L’accordo tra Perplexity e Getty Images: un passaggio concreto
Per la prima volta, una piattaforma di ricerca IA, Perplexity, ha integrato in modo strutturato un archivio iconografico professionale, Getty Images, conosciuto non solo per la qualità dei contenuti ma anche per un modello di licensing chiaro. Le immagini non sono semplicemente “pescate” dal web ma provengono da una fonte che tutela autori, diritti e utilizzi commerciali. Un messaggio forte, soprattutto in un momento in cui le soluzioni AI sono sotto osservazione proprio per come utilizzano (o riutilizzano) i contenuti protetti.
Negli ultimi anni, infatti, l’attenzione si è spostata rapidamente dalle sole immagini generate dall’intelligenza artificiale alle immagini suggerite, recuperate o contestualizzate dall’IA all’interno dei suoi flussi di ricerca e produzione di contenuti. Per un brand o un’agenzia il risultato finale può sembrare simile: un’immagine pronta all’uso, coerente con il contesto. Ma dal punto di vista legale, etico e reputazionale la differenza è enorme.
Immagini generate VS immagini suggerite dall’IA
Le immagini generate dall’IA sollevano ancora molte domande aperte: chi detiene i diritti? Sarà davvero un contenuto originale? Quanto l’intelligenza artificiale sarà addestrata sui contenuti protetti da copyright?
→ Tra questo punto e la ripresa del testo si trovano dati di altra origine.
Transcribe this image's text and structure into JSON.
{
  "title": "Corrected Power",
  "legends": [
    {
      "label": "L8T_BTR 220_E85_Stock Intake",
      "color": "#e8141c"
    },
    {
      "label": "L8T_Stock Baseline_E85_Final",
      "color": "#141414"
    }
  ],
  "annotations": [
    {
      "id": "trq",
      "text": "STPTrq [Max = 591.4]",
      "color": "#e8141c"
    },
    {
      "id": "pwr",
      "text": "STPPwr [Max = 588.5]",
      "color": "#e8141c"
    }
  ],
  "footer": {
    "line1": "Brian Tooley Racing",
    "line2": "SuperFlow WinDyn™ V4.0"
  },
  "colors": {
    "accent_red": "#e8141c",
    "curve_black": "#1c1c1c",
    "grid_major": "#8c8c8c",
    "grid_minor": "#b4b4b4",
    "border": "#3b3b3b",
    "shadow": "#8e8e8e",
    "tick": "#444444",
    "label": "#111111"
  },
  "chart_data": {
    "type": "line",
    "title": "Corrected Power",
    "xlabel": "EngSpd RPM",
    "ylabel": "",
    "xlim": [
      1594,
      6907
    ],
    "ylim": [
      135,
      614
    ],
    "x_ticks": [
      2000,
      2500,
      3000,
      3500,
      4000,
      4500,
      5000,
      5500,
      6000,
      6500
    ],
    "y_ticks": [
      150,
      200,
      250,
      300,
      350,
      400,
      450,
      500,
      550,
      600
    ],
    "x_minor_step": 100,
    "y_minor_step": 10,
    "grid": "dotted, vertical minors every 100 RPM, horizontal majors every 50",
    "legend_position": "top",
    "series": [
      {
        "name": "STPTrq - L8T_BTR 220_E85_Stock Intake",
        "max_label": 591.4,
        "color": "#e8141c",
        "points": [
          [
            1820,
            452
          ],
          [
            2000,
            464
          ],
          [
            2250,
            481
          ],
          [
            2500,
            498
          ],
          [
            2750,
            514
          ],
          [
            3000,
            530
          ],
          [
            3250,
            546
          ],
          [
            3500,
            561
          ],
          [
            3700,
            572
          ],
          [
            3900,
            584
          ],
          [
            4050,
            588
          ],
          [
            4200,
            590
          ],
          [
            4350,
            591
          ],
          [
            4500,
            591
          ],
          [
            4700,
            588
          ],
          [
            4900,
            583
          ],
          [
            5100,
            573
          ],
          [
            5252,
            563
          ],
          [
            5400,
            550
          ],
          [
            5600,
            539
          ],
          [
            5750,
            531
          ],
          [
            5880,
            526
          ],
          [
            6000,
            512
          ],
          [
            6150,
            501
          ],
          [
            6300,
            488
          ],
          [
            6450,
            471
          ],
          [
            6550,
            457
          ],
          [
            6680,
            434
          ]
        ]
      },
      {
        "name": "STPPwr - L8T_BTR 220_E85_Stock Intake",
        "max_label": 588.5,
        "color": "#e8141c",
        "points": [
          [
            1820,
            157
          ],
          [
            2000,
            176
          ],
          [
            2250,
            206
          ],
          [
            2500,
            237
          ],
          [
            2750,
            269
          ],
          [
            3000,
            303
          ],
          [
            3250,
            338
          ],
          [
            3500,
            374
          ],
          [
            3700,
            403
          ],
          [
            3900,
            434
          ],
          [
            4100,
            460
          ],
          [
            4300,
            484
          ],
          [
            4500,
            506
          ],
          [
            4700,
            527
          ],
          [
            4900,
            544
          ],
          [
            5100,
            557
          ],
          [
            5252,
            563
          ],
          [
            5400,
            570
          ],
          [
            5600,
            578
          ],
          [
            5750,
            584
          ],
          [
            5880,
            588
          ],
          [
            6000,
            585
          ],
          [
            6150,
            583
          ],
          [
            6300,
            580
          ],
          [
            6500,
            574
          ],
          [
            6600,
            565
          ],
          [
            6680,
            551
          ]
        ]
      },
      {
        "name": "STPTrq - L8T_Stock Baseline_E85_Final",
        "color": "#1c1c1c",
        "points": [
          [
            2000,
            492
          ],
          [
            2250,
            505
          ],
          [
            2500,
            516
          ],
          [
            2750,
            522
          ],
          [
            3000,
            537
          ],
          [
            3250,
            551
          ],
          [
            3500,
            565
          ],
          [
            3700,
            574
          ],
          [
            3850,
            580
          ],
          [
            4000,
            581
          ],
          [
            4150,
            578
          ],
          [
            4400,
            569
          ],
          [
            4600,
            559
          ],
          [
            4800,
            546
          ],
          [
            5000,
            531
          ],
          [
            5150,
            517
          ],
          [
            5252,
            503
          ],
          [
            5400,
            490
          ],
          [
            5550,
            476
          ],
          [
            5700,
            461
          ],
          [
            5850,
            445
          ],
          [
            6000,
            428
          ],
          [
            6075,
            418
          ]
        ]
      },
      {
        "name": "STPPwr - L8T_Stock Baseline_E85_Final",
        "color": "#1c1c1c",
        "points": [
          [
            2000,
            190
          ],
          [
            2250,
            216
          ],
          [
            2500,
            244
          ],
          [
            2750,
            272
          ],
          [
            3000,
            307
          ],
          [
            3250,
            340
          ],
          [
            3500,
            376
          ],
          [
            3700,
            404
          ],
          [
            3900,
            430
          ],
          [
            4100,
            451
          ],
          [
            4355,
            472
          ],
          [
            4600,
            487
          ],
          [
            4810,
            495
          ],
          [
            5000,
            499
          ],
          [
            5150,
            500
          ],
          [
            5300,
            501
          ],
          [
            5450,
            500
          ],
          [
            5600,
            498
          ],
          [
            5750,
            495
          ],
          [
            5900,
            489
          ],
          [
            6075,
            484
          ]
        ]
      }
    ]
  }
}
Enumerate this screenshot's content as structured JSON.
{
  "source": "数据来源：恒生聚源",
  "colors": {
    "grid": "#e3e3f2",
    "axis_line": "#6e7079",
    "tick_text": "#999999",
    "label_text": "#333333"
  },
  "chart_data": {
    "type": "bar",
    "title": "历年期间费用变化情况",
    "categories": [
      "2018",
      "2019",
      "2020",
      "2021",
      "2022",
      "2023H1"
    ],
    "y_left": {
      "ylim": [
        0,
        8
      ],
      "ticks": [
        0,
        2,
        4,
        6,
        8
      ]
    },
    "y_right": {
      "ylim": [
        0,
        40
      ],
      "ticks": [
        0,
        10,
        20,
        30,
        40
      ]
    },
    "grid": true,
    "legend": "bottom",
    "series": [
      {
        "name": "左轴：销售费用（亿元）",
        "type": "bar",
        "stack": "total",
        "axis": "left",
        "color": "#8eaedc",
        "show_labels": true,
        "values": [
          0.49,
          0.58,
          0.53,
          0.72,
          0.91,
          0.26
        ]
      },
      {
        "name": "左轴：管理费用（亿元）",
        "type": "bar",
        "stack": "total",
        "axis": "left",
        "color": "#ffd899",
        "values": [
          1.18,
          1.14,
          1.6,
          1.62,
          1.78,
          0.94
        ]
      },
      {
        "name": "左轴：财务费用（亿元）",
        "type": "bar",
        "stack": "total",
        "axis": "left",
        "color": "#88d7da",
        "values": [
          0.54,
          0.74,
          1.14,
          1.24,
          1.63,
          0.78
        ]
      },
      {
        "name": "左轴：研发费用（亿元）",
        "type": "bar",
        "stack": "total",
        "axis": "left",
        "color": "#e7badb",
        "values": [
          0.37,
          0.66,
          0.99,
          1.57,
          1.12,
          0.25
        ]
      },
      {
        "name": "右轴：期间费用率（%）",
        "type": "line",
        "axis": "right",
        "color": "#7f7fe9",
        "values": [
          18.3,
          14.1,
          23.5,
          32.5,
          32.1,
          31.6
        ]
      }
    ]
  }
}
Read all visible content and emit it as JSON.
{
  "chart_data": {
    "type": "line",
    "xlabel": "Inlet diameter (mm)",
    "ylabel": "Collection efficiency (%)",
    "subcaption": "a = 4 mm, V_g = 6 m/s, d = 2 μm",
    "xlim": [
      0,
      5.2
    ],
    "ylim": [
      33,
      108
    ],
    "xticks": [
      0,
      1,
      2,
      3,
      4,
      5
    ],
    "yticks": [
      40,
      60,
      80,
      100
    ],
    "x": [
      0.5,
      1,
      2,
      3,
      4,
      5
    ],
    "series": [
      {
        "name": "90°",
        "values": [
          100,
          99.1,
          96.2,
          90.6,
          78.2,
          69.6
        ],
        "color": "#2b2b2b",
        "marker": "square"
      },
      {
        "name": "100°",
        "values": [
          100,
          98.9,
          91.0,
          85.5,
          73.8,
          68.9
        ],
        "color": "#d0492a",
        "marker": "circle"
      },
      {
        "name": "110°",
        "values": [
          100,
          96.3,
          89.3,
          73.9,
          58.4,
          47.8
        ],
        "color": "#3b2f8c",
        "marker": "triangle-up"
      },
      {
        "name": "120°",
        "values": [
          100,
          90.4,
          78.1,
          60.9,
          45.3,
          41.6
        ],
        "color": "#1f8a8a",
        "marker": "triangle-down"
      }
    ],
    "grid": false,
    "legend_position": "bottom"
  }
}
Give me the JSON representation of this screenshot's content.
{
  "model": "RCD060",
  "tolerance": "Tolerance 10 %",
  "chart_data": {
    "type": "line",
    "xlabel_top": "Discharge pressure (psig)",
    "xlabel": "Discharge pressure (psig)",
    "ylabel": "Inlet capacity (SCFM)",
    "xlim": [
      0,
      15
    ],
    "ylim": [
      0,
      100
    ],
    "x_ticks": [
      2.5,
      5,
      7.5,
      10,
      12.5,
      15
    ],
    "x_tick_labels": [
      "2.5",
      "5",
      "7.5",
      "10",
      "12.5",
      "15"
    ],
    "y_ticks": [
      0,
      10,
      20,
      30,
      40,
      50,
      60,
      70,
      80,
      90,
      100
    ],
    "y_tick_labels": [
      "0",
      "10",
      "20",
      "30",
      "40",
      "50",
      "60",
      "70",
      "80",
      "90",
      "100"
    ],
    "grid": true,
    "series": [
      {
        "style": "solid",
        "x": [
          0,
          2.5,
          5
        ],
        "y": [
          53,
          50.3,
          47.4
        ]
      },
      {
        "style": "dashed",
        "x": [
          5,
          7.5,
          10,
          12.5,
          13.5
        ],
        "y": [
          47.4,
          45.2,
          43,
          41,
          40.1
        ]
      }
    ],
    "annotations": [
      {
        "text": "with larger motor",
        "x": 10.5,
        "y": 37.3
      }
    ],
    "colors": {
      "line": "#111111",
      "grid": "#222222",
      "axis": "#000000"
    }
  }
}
Quando parliamo di immagini provenienti da archivi, come quello di Getty Images, sappiamo che nascono all’interno di un sistema di regole consolidate, in cui licenze, attribuzioni e limiti d’utilizzo sono chiari. Portarle dentro a un motore di ricerca IA come Perplexity significa provare a coniugare innovazione e responsabilità.

Innovazione e diritti: un equilibrio inevitabile
Il tema del copyright, in questo scenario, non deve essere visto come un freno all’innovazione, bensì un fattore abilitante. Le aziende che sviluppano soluzioni IA, come Perplexity, e quelle che le utilizzano per produrre contenuti dovranno sempre più dimostrare attenzione alla provenienza delle immagini, alla trasparenza dei modelli e alla sostenibilità dell’ecosistema creativo.
L’ingresso di Getty Images nella ricerca IA di Perplexity va letto proprio così: non come un semplice accordo commerciale ma come un segnale. Il futuro dell’IA nella comunicazione passerà anche dalla capacità di integrare tecnologia e qualità dei contenuti nel rispetto dei diritti d’autore. Un equilibrio complesso ma ormai inevitabile.